5 Benefits of Reading to Your Baby
Some parents of babies don't think that reading can benefit them because they don't really understand or comprehend the words and images yet. Believe it or not, it's actually recommended you start reading to your baby from an early age for a number of reasons. Check out just some of the many benefits of reading to your little one.
Benefits of Reading to Your Child
- Promotes life-long love of reading: as you snuggle and name pictures or read sweet rhyming verses from books, you are creating an enjoyable experience. Soon your child will be crawling into your lap for books, your toddler will be carrying books around the house and 'reading' to himself. Later your preschooler will love spending hours at the library and your grade school child will be caught past her bed time reading by flashlight. When you create positive experiences with books it leads to a positive attitude towards books.

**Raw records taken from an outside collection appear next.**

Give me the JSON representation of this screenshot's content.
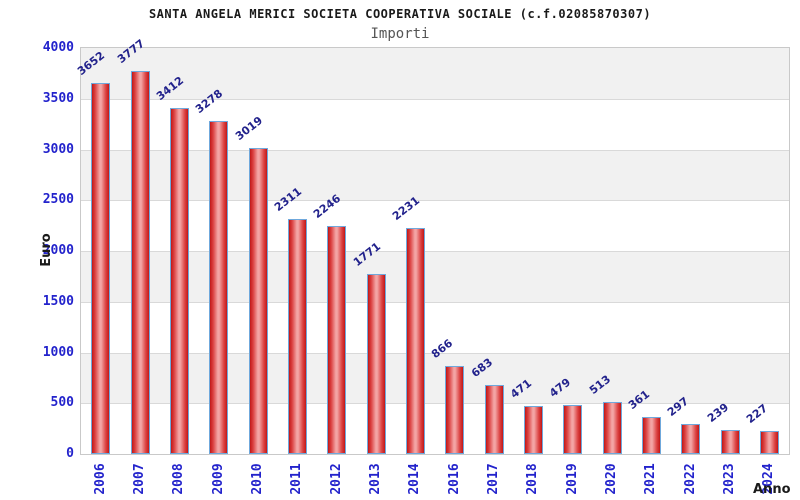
{
  "chart_data": {
    "type": "bar",
    "title": "SANTA ANGELA MERICI SOCIETA COOPERATIVA SOCIALE (c.f.02085870307)",
    "subtitle": "Importi",
    "xlabel": "Anno",
    "ylabel": "Euro",
    "categories": [
      "2006",
      "2007",
      "2008",
      "2009",
      "2010",
      "2011",
      "2012",
      "2013",
      "2014",
      "2016",
      "2017",
      "2018",
      "2019",
      "2020",
      "2021",
      "2022",
      "2023",
      "2024"
    ],
    "values": [
      3652,
      3777,
      3412,
      3278,
      3019,
      2311,
      2246,
      1771,
      2231,
      866,
      683,
      471,
      479,
      513,
      361,
      297,
      239,
      227
    ],
    "ylim": [
      0,
      4000
    ],
    "yticks": [
      0,
      500,
      1000,
      1500,
      2000,
      2500,
      3000,
      3500,
      4000
    ],
    "grid": "horizontal-bands",
    "legend": "none",
    "colors": {
      "bar_edge": "#c11818",
      "bar_mid": "#db4040",
      "bar_highlight": "#f3a5a5",
      "bar_border": "#6fa8dc",
      "band_shade": "#f1f1f1",
      "band_plain": "#ffffff",
      "gridline": "#d9d9d9",
      "plot_border": "#c9c9c9",
      "tick_label_blue": "#2323cc",
      "value_label_navy": "#22228c",
      "axis_title_color": "#1a1a1a",
      "title_color": "#1a1a1a",
      "subtitle_color": "#555555"
    }
  }
}
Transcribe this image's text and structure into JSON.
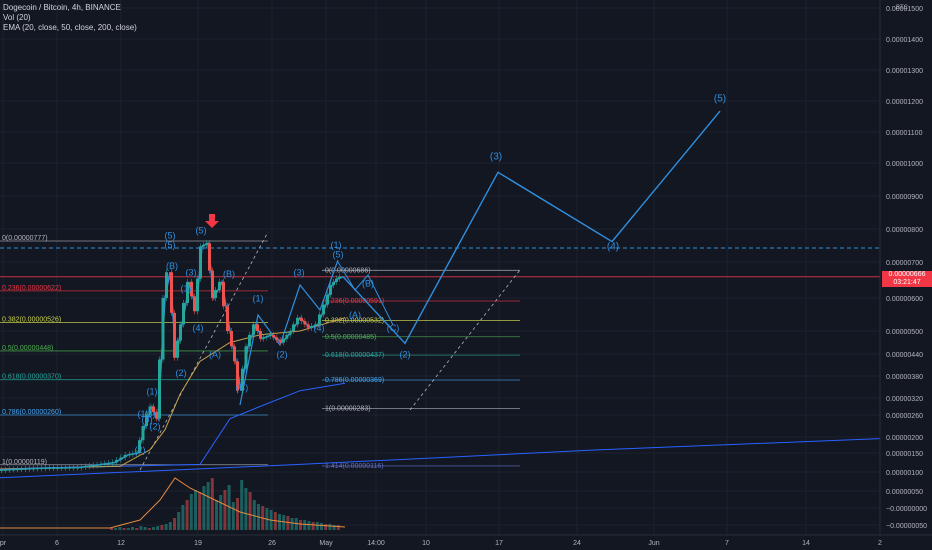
{
  "legend": {
    "symbol_line": "Dogecoin / Bitcoin, 4h, BINANCE",
    "vol_line": "Vol (20)",
    "ema_line": "EMA (20, close, 50, close, 200, close)"
  },
  "currency_badge": "BTC",
  "current_price": {
    "value": "0.00000666",
    "countdown": "03:21:47"
  },
  "colors": {
    "background": "#131722",
    "wave": "#2f8fdf",
    "up_candle": "#26a69a",
    "down_candle": "#ef5350",
    "price_line": "#f23645",
    "ema_short": "#c8a14a",
    "ema_long": "#2962ff",
    "arrow": "#f23645"
  },
  "chart_data": {
    "type": "line",
    "title": "Dogecoin / Bitcoin, 4h, BINANCE",
    "y_ticks": [
      "0.00001500",
      "0.00001400",
      "0.00001300",
      "0.00001200",
      "0.00001100",
      "0.00001000",
      "0.00000900",
      "0.00000800",
      "0.00000700",
      "0.00000600",
      "0.00000500",
      "0.00000440",
      "0.00000380",
      "0.00000320",
      "0.00000260",
      "0.00000200",
      "0.00000150",
      "0.00000100",
      "0.00000050",
      "−0.00000000",
      "−0.00000050"
    ],
    "x_ticks": [
      "pr",
      "6",
      "12",
      "19",
      "26",
      "May",
      "14:00",
      "10",
      "17",
      "24",
      "Jun",
      "7",
      "14",
      "2"
    ],
    "price_series": [
      {
        "x": 0,
        "y": 1.05e-06
      },
      {
        "x": 40,
        "y": 1.1e-06
      },
      {
        "x": 80,
        "y": 1.12e-06
      },
      {
        "x": 115,
        "y": 1.25e-06
      },
      {
        "x": 128,
        "y": 1.45e-06
      },
      {
        "x": 138,
        "y": 1.5e-06
      },
      {
        "x": 145,
        "y": 2.3e-06
      },
      {
        "x": 152,
        "y": 2.9e-06
      },
      {
        "x": 158,
        "y": 2.5e-06
      },
      {
        "x": 165,
        "y": 6e-06
      },
      {
        "x": 170,
        "y": 6.8e-06
      },
      {
        "x": 176,
        "y": 4.3e-06
      },
      {
        "x": 182,
        "y": 5.2e-06
      },
      {
        "x": 190,
        "y": 6.5e-06
      },
      {
        "x": 196,
        "y": 5.6e-06
      },
      {
        "x": 202,
        "y": 7.6e-06
      },
      {
        "x": 208,
        "y": 7.7e-06
      },
      {
        "x": 214,
        "y": 6e-06
      },
      {
        "x": 222,
        "y": 6.5e-06
      },
      {
        "x": 230,
        "y": 5e-06
      },
      {
        "x": 236,
        "y": 4.2e-06
      },
      {
        "x": 241,
        "y": 3.4e-06
      },
      {
        "x": 248,
        "y": 4.6e-06
      },
      {
        "x": 256,
        "y": 5.2e-06
      },
      {
        "x": 262,
        "y": 4.8e-06
      },
      {
        "x": 272,
        "y": 4.9e-06
      },
      {
        "x": 282,
        "y": 4.7e-06
      },
      {
        "x": 292,
        "y": 5e-06
      },
      {
        "x": 300,
        "y": 5.4e-06
      },
      {
        "x": 310,
        "y": 5.1e-06
      },
      {
        "x": 318,
        "y": 5.2e-06
      },
      {
        "x": 326,
        "y": 5.8e-06
      },
      {
        "x": 332,
        "y": 6.4e-06
      },
      {
        "x": 338,
        "y": 6.6e-06
      },
      {
        "x": 343,
        "y": 6.66e-06
      }
    ],
    "ema_short": [
      {
        "x": 0,
        "y": 1.08e-06
      },
      {
        "x": 120,
        "y": 1.15e-06
      },
      {
        "x": 150,
        "y": 1.6e-06
      },
      {
        "x": 165,
        "y": 2.2e-06
      },
      {
        "x": 180,
        "y": 3.3e-06
      },
      {
        "x": 200,
        "y": 4.2e-06
      },
      {
        "x": 230,
        "y": 4.7e-06
      },
      {
        "x": 260,
        "y": 4.9e-06
      },
      {
        "x": 300,
        "y": 5e-06
      },
      {
        "x": 345,
        "y": 5.4e-06
      }
    ],
    "ema_long": [
      {
        "x": 0,
        "y": 1.08e-06
      },
      {
        "x": 200,
        "y": 1.2e-06
      },
      {
        "x": 230,
        "y": 2.5e-06
      },
      {
        "x": 260,
        "y": 2.9e-06
      },
      {
        "x": 300,
        "y": 3.4e-06
      },
      {
        "x": 345,
        "y": 3.6e-06
      }
    ],
    "ema_200": [
      {
        "x": 0,
        "y": 8.5e-07
      },
      {
        "x": 300,
        "y": 1.2e-06
      },
      {
        "x": 600,
        "y": 1.6e-06
      },
      {
        "x": 880,
        "y": 1.95e-06
      }
    ],
    "projection": [
      {
        "x": 343,
        "y": 6.66e-06
      },
      {
        "x": 405,
        "y": 4.68e-06
      },
      {
        "x": 498,
        "y": 9.9e-06
      },
      {
        "x": 612,
        "y": 7.75e-06
      },
      {
        "x": 720,
        "y": 1.18e-05
      }
    ],
    "fib_left": [
      {
        "label": "0(0.00000777)",
        "color": "#b2b5be",
        "y": 7.77e-06
      },
      {
        "label": "0.236(0.00000622)",
        "color": "#f23645",
        "y": 6.22e-06
      },
      {
        "label": "0.382(0.00000526)",
        "color": "#c9d14a",
        "y": 5.26e-06
      },
      {
        "label": "0.5(0.00000448)",
        "color": "#4caf50",
        "y": 4.48e-06
      },
      {
        "label": "0.618(0.00000370)",
        "color": "#26a69a",
        "y": 3.7e-06
      },
      {
        "label": "0.786(0.00000260)",
        "color": "#42a5f5",
        "y": 2.6e-06
      },
      {
        "label": "1(0.00000119)",
        "color": "#b2b5be",
        "y": 1.19e-06
      }
    ],
    "fib_right": [
      {
        "label": "0(0.00000686)",
        "color": "#b2b5be",
        "y": 6.86e-06
      },
      {
        "label": "0.236(0.00000591)",
        "color": "#f23645",
        "y": 5.91e-06
      },
      {
        "label": "0.382(0.00000532)",
        "color": "#c9d14a",
        "y": 5.32e-06
      },
      {
        "label": "0.5(0.00000485)",
        "color": "#4caf50",
        "y": 4.85e-06
      },
      {
        "label": "0.618(0.00000437)",
        "color": "#26a69a",
        "y": 4.37e-06
      },
      {
        "label": "0.786(0.00000369)",
        "color": "#42a5f5",
        "y": 3.69e-06
      },
      {
        "label": "1(0.00000283)",
        "color": "#b2b5be",
        "y": 2.83e-06
      },
      {
        "label": "1.414(0.00000116)",
        "color": "#5c6bc0",
        "y": 1.16e-06
      }
    ],
    "wave_labels": [
      {
        "text": "(5)",
        "x": 720,
        "y": 1.21e-05,
        "big": true
      },
      {
        "text": "(3)",
        "x": 496,
        "y": 1.03e-05,
        "big": true
      },
      {
        "text": "(4)",
        "x": 613,
        "y": 7.5e-06,
        "big": true
      },
      {
        "text": "(5)",
        "x": 201,
        "y": 8e-06,
        "big": false
      },
      {
        "text": "(5)",
        "x": 170,
        "y": 7.85e-06,
        "big": false
      },
      {
        "text": "(5)",
        "x": 170,
        "y": 7.55e-06,
        "big": false
      },
      {
        "text": "(B)",
        "x": 172,
        "y": 6.9e-06,
        "big": false
      },
      {
        "text": "(3)",
        "x": 191,
        "y": 6.7e-06,
        "big": false
      },
      {
        "text": "(B)",
        "x": 229,
        "y": 6.65e-06,
        "big": false
      },
      {
        "text": "(1)",
        "x": 186,
        "y": 6.2e-06,
        "big": false
      },
      {
        "text": "(1)",
        "x": 258,
        "y": 5.9e-06,
        "big": false
      },
      {
        "text": "(3)",
        "x": 299,
        "y": 6.7e-06,
        "big": false
      },
      {
        "text": "(1)",
        "x": 336,
        "y": 7.55e-06,
        "big": false
      },
      {
        "text": "(5)",
        "x": 338,
        "y": 7.25e-06,
        "big": false
      },
      {
        "text": "(B)",
        "x": 368,
        "y": 6.35e-06,
        "big": false
      },
      {
        "text": "(A)",
        "x": 355,
        "y": 5.4e-06,
        "big": false
      },
      {
        "text": "(C)",
        "x": 393,
        "y": 5e-06,
        "big": false
      },
      {
        "text": "(2)",
        "x": 405,
        "y": 4.3e-06,
        "big": false
      },
      {
        "text": "(4)",
        "x": 319,
        "y": 5e-06,
        "big": false
      },
      {
        "text": "(2)",
        "x": 282,
        "y": 4.3e-06,
        "big": false
      },
      {
        "text": "(A)",
        "x": 215,
        "y": 4.3e-06,
        "big": false
      },
      {
        "text": "(4)",
        "x": 198,
        "y": 5e-06,
        "big": false
      },
      {
        "text": "(C)",
        "x": 242,
        "y": 3.4e-06,
        "big": false
      },
      {
        "text": "(2)",
        "x": 181,
        "y": 3.8e-06,
        "big": false
      },
      {
        "text": "(1)",
        "x": 152,
        "y": 3.3e-06,
        "big": false
      },
      {
        "text": "(3)",
        "x": 150,
        "y": 2.55e-06,
        "big": false
      },
      {
        "text": "(5)",
        "x": 147,
        "y": 2.4e-06,
        "big": false
      },
      {
        "text": "(1)",
        "x": 143,
        "y": 2.55e-06,
        "big": false
      },
      {
        "text": "(2)",
        "x": 140,
        "y": 1.5e-06,
        "big": false
      },
      {
        "text": "(2)",
        "x": 155,
        "y": 2.2e-06,
        "big": false
      }
    ]
  }
}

- Increased intelligence: numerous studies show that children who are read to and have access to books tend to have greater intelligence. Reading to your baby provides exposure to vocabulary, sentence structure, speech sounds, and patterns. All of these skills lead to greater academic success and overall increased intelligence.
- Helps speech development: As you name pictures and read stories, your child is listening to your voice, hearing your sounds, watching how your mouth moves, and learning about speech. Repeated exposure to speech sounds fosters your baby's development of their speech. Pretty soon he will also begin 'reading' by babbling sounds as he pats the pictures. He will want to imitate the sounds you make. Soon he will be babbling a wide variety of consonants and vowels.
- Exposes baby to visuals: The foundation for early literacy: language is the cornerstone for reading development. When you read to your baby, you expose her to a world of words and word combinations. As you re-read stories again and again, she picks up on patterns and sentence structure. In the beginning she will only hear your words, but soon she will acknowledge the print and later want to know what word those printed letters spell.
- Expand your child's knowledge base about the world: books will offer glimpses into different countries, cultures, and languages. Books provide a means to see and learn about anything not in your child's daily life. For example, many children learn the names of farm animals from books, not from going to a farm. Books expose children to different ideas and experiences. Books provide opportunities for your child to think beyond their own first-hand experiences.